I remember that println was interpreted as a pointer escape at some point. I thought that was fixed but apparently it isnt.

1 Like

Here is a way to make the code 5x faster -- replace this line:

println!("{} {} {} {} {}", x1, x2, x3, x4, x5);

with:

println!("{} {} {} {} {}", {x1}, {x2}, {x3}, {x4}, {x5});

The compiler is worried that the variables may get changed through immutable references passed to Display implementations, making the f calls not invariant across loop iterations. That is unfortunate, given that immutability is such a core language feature.

52 Likes

> Boss, I made this code 400% faster!
> Great, you get a raise!
> …
> Just curious, how'd you do that?
> {}{}{}{}{}

21 Likes

Is this a bug in println! that should be reported? Or is this intended behavior?

1 Like

Definitely unintended. I think this is a case of #91010

18 Likes

How do the single expression blocks in the replacement line change the compiler’s assumptions?

2 Likes

Blocks return values. They can never act as places, so when the formatting machinery takes a reference, &{x1}, it's referring to a temporary that holds a copy of the value of x1, not x1 itself.

10 Likes

Would it be theoretically possible for the compiler to infer if interior mutability of an immutably referenced value is even possible?

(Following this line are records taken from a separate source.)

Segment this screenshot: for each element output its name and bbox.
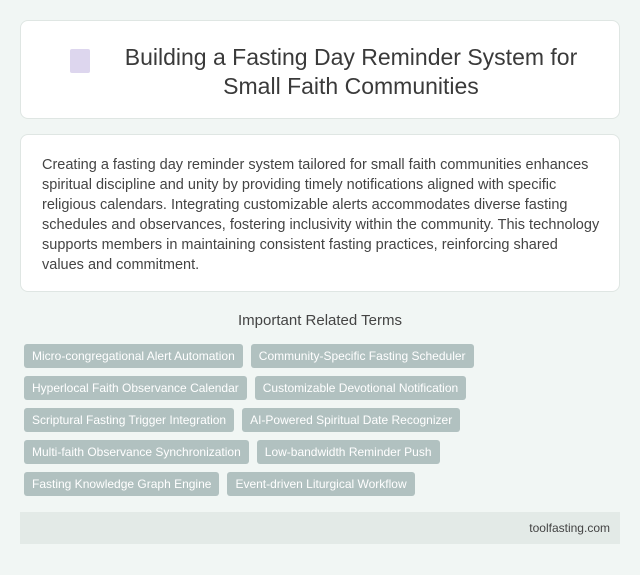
- description card: schedules and observances, fostering inclusivity within the community. This technology: [42, 217, 599, 233]
- icon: scroll: [70, 49, 90, 73]
- tags: Customizable Devotional Notification: [263, 381, 458, 395]
- tags: Scriptural Fasting Trigger Integration: [32, 413, 226, 427]
- footer: toolfasting.com: [529, 521, 610, 535]
- description card: [20, 134, 620, 292]
- description card: Creating a fasting day reminder system tailored for small faith communities enhances: [42, 157, 588, 173]
- description card: values and commitment.: [42, 257, 199, 273]
- tags: Fasting Knowledge Graph Engine: [32, 477, 211, 491]
- tags: Hyperlocal Faith Observance Calendar: [32, 381, 239, 395]
- tags: AI-Powered Spiritual Date Recognizer: [250, 413, 452, 427]
- tags: Community-Specific Fasting Scheduler: [259, 349, 466, 363]
- tags: Multi-faith Observance Synchronization: [32, 445, 241, 459]
- tags: Micro-congregational Alert Automation: [32, 349, 235, 363]
- footer: [20, 512, 620, 544]
- tags: Low-bandwidth Reminder Push: [265, 445, 432, 459]
- tags: Event-driven Liturgical Workflow: [235, 477, 407, 491]
- header card: [20, 20, 620, 119]
- description card: religious calendars. Integrating customizable alerts accommodates diverse fasting: [42, 197, 567, 213]
- section heading: Important Related Terms: [238, 312, 402, 329]
- title: Building a Fasting Day Reminder System for Small Faith Communities: [125, 44, 577, 99]
- description card: supports members in maintaining consistent fasting practices, reinforcing shared: [42, 237, 558, 253]
- description card: spiritual discipline and unity by providing timely notifications aligned with specific: [42, 177, 556, 193]
- tags: [24, 344, 474, 496]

(Either by inspecting the type of the referenced value or by statically analyzing code paths the reference takes?)

Yes, absolutely. The compiler is well aware that i64 is not interior-mutable — it's just evidently not using that information in codegen. That's why @zirconium-n linked a bug.

8 Likes

This topic was automatically closed 90 days after the last reply. We invite you to open a new topic if you have further questions or comments.